If a feature is still under active product exploration, keep the integration path light. If a feature is already central to the app and likely to stay, it's worth investing in the native-capable option earlier so your architecture doesn't lag behind product reality.
A quick walkthrough helps make that more concrete:
Your Final Decision Matrix and Recommendations
Teams generally don't need every storage tool. They need a clear default, a security rule, and a threshold for when to adopt a database.
React Native Storage Decision Matrix
| Requirement | AsyncStorage | MMKV | SecureStore | WatermelonDB |
|---|---|---|---|---|
| Storing auth tokens | Possible, but not my recommendation | Possible for non-sensitive session metadata, not ideal for secrets alone | Best fit | Overkill |
| Caching API responses | Fine for light, non-critical cache | Best fit for fast key-value cache | Not intended for this | Useful only if cache maps to structured records |
| Maximum performance needed | Weakest option here | Best fit | Not chosen for raw performance | Good for structured local data, not as a drop-in key-value cache |
| Complex relational data | Poor fit | Poor fit | Not intended for this | Best fit |
| Expo Go prototype | Good fit | Requires more setup | Good fit | Requires more setup |
| Long-term simple app state | Acceptable | Strong default | Use alongside another store for sensitive values | Too heavy for this |
My recommendation
For most new React Native apps, MMKV is the best default for general local storage when the team wants a serious production baseline without jumping into database complexity. Pair it with SecureStore for anything sensitive. That combination covers the majority of modern mobile product needs cleanly.
Use AsyncStorage when the team's priority is the fastest path to a prototype, especially inside Expo Go. Just treat it as a tactical choice, not an architectural belief.
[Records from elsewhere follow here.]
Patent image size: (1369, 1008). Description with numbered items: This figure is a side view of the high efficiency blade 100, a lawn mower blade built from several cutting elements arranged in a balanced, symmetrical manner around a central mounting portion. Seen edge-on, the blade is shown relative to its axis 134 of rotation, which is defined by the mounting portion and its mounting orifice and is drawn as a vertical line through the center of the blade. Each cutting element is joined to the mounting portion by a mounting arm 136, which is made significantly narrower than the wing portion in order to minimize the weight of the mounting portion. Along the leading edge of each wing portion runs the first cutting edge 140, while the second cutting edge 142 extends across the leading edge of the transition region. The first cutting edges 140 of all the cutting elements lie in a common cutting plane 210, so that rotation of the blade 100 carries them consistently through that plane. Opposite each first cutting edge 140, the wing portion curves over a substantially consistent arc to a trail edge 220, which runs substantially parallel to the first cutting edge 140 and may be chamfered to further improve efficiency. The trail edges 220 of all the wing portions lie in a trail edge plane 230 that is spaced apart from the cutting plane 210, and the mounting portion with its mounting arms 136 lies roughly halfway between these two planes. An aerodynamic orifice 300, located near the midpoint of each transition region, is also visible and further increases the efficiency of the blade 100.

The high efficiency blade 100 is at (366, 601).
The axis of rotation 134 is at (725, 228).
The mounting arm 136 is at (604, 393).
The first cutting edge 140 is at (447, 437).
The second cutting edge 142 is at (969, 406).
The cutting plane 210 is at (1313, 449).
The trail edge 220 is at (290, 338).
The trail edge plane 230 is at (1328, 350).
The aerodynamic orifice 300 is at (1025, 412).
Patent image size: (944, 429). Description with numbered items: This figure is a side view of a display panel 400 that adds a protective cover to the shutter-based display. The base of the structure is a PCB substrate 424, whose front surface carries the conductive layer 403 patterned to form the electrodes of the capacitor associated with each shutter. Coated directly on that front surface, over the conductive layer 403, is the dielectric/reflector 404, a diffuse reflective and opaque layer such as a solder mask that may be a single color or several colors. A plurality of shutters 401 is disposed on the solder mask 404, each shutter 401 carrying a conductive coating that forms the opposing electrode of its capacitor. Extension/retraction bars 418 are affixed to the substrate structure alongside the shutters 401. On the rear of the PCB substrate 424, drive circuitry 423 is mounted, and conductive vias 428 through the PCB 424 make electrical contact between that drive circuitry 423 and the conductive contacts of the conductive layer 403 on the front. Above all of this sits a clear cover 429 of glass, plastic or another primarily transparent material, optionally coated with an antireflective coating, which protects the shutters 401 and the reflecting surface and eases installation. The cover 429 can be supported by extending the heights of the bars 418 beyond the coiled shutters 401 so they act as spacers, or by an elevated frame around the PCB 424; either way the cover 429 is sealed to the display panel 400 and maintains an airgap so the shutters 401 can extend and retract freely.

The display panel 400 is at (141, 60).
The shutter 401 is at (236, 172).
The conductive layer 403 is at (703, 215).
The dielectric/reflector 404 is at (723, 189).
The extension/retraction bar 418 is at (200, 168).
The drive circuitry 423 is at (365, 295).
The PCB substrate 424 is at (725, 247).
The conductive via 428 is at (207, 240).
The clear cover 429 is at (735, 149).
Use WatermelonDB when the product clearly depends on structured local records, offline-first behavior, and queryable relationships. If you need to argue hard that your app might need a database someday, you probably don't need one yet.
Choose MMKV by default, SecureStore for secrets, and a real local database only when the product's data model proves it.
That decision keeps the stack understandable for developers, explainable to PMs, and flexible enough for the app to grow without an avoidable rewrite.